Esta decisão sinaliza uma interpretação que considera a proporcionalidade e a necessidade econômica do setor, com implicações diretas para a forma como a informação sobre OGMs será apresentada ao consumidor.
Contexto Histórico: Ações Regulatórias e Demandas Legais sobre OGMs
No Brasil, a rotulagem de OGMs começou formalmente a ser regulamentada com o Decreto nº 3.871/2001, que estabelecia que produtos com mais de 4% de OGMs deveriam informar essa presença em seus rótulos. Esse limite, considerado elevado, foi posteriormente reduzido para 1% pelo Decreto nº 4.680/2003.
Decreto nº 4.680/2003,
Art. 2o Na comercialização de alimentos e ingredientes alimentares destinados ao consumo humano ou animal que contenham ou sejam produzidos a partir de organismos geneticamente modificados, com presença acima do limite de um por cento do produto, o consumidor deverá ser informado da natureza transgênica desse produto.
O novo decreto visava ampliar a transparência para o consumidor, garantindo que alimentos com presença significativa de OGMs fossem rotulados, permitindo escolhas informadas. No entanto, a questão continuou a ser objeto de intenso debate judicial, especialmente sobre a necessidade de rotulagem mesmo para quantidades menores de OGMs.

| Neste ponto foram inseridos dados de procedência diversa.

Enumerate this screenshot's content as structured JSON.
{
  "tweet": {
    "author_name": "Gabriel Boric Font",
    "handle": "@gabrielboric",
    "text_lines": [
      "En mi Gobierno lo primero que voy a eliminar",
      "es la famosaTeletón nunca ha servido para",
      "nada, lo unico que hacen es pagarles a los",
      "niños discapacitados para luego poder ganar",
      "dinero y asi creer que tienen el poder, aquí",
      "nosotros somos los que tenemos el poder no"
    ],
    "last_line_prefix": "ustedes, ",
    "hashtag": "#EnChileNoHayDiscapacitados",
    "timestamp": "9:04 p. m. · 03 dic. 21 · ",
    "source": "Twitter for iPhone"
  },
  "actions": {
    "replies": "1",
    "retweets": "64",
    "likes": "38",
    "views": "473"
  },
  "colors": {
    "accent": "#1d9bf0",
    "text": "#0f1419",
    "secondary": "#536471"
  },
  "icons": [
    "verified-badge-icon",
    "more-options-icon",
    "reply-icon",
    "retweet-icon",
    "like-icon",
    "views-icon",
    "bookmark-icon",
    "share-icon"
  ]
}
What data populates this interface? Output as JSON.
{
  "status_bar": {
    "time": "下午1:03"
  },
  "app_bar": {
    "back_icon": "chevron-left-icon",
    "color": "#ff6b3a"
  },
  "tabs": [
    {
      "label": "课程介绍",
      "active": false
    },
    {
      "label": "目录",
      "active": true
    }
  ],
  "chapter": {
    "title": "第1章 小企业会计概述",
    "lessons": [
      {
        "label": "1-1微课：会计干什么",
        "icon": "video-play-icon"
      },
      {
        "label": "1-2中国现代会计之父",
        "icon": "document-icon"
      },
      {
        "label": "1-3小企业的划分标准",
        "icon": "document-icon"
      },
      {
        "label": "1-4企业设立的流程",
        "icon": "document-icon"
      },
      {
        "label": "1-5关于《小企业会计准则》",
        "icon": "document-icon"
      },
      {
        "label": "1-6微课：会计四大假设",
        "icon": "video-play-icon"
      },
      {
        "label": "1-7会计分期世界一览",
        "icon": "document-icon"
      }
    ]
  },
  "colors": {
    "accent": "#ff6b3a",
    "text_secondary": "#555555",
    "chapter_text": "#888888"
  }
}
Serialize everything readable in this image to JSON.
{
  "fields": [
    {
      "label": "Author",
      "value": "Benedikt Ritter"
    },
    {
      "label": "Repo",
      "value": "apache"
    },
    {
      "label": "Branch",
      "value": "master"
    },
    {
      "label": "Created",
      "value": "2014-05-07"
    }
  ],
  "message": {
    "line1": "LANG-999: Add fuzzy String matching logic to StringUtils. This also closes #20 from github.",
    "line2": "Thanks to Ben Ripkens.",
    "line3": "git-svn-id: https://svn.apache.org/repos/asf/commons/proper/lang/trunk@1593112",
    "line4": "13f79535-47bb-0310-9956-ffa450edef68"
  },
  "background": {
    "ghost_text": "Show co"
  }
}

Em 2016, o Ministro Edson Fachin, em decisão proferida no Supremo Tribunal Federal (STF) sobre o tema, reforçou o entendimento de que o direito à informação, previsto no artigo 6º do Código de Defesa do Consumidor (CDC), deveria garantir ao consumidor o máximo de transparência.
Essa decisão considerou que qualquer presença de OGMs deveria ser indicada nos rótulos, independentemente do percentual (baixe aqui a decisão), baseando-se no princípio da informação plena e na transparência, que o CDC resguarda como direitos fundamentais do consumidor.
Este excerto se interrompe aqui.